GPU: ASUS Strix 970 Hard to buy a bad GPU really, bought this to match the mobo and overall colour scheme, but most crucially its fans do not spin when not needed, once again vital to the zero noise/vibration design. Has done exactly what i've needed thus far and performed brilliantly.
Case: Fractal Design Arc Mini R2 I originally used a Parvum Systems 2.0 on the basis of its cool design and that the acrylic would be of acoustic benefit, since that material has been used on high-end turntable platters to suppress resonance. However, despite quite wide air vents, the acrylic case contained heat surprisingly badly so did not have good thermal performance at all, meaning the GPU fans would kick in very quickly under load and then run incredibly loudly. I transplanted the system in to this Fractal case which is a beauty, but interestingly it dissipated the heat very well and the GPU has still yet to spin up to a particularly loud level, WITHOUT case fan support! The difference in non-fan supported thermal performance between the two cases is quite remarkable.

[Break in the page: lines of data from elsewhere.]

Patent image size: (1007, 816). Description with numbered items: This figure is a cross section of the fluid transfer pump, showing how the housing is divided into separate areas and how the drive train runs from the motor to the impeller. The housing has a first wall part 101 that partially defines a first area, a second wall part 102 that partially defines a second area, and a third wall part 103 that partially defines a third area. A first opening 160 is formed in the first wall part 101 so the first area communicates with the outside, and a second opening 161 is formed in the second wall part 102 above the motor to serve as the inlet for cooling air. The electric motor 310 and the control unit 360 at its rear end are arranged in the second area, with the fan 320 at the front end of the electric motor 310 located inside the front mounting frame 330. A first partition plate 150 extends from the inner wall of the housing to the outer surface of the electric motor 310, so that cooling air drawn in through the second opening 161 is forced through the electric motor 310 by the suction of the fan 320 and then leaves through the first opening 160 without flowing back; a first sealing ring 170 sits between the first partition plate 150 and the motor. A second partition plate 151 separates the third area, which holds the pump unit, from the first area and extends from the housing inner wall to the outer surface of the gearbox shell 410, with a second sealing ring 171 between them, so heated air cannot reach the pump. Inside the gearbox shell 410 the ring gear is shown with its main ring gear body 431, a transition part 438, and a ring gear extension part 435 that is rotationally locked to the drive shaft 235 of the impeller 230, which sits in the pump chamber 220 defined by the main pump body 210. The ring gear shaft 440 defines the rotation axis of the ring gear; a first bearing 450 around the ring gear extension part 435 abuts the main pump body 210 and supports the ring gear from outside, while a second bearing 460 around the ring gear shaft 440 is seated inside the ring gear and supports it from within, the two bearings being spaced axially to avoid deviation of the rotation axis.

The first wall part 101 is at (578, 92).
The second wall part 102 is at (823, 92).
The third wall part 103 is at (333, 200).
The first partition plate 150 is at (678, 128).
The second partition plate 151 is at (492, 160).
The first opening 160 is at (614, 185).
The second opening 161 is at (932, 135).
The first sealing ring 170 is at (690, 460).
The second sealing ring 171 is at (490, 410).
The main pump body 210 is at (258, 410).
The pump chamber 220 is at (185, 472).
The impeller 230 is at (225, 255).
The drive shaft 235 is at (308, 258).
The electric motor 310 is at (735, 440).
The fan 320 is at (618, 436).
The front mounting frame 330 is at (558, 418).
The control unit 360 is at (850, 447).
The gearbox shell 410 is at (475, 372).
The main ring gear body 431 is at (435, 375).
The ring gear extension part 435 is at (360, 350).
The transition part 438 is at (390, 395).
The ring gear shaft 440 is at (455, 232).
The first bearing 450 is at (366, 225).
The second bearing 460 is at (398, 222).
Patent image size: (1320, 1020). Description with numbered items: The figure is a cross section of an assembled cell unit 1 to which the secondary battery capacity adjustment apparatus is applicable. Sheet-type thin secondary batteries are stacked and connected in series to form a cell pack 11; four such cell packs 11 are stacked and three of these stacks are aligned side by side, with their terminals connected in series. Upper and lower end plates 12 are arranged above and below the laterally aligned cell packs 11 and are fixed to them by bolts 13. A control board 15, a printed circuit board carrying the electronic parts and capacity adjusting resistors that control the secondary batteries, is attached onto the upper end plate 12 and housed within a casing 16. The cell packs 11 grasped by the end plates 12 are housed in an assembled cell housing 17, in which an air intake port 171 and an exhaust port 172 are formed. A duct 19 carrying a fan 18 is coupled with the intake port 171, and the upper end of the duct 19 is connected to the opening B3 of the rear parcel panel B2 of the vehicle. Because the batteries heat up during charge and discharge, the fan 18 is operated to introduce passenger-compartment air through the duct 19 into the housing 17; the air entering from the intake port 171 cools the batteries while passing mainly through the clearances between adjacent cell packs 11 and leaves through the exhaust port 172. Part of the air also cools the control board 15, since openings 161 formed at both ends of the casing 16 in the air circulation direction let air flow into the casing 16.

PSU: Silverstone 520W Nightjar A very sexy PSU that works great, but again chosen due to its fanless design. Recommended.
Case Fans: Aerocool Dead Silence Okay, in an ideal world i would have gone for the top-end Noiseblocker fans since they look the absolute **** in terms of design and performance with a VERY keen eye on anti-vibration. A bit pricey though, and i liked the Aerocool for its cool looks, white LEDS (i wanted a bit of bling) and its very impressive noise/airflow performance.
Fan Controller: Akasa Trio I originally ran this build with literally no fans but the ones on the GPU. Under load, it turned out this wasn't really doable. Thus, a fan controller was introduced along with case fans (another reason to ditch the Parvum - no 5.25" bay) but it needed to be a controller that could run fans down to zero as they would not be needed during idle. I'm pleased to say this has worked extremely well with a few Y splitters, it matches the case brilliantly and is so easy to kick the uber-quiet fans in to play if it sounds like the GPU is starting to break a small sweat. As mentioned before, this is in fact very rare just based on the thermal upgrade by switching to the Fractal case. It just runs so much cooler in there!!
Audio Card: Sotm tx-USB exp OK, this is where some of you will be aghast. £215 for a card that has one USB 2.0 output?!?!? Yes, i know. This bit is for the audiophile community, who are used to getting ripped off anyway. I went for this as it has the ability to remove the 5v current from the signal path, has an upgrade option for an external battery PSU, and has all its other various 'filters' and things. I also have the partnering Sotm Pre/DAC, so it made sense to pair it. A cheaper alternative is to look at the some of the Gigabyte mobos, since (supposedly) any of them with the DAC-UP feature has the ability in BIOS to disable the 5v power - a nice touch. However, i could only confirm this on one of their mini-ITX boards (too small due to the heatsink) and the useless Gigabyte support could not confirm if the mATX gaming serious boards was capable of the same benefit with DAC-UP. I didn't want to take the risk. And lastly, yes £215 is a bit much on a USB only card, but given that it is feeding in to a Hifi that is cumulatively probably worth around £10,000 at retail, its probably worth it!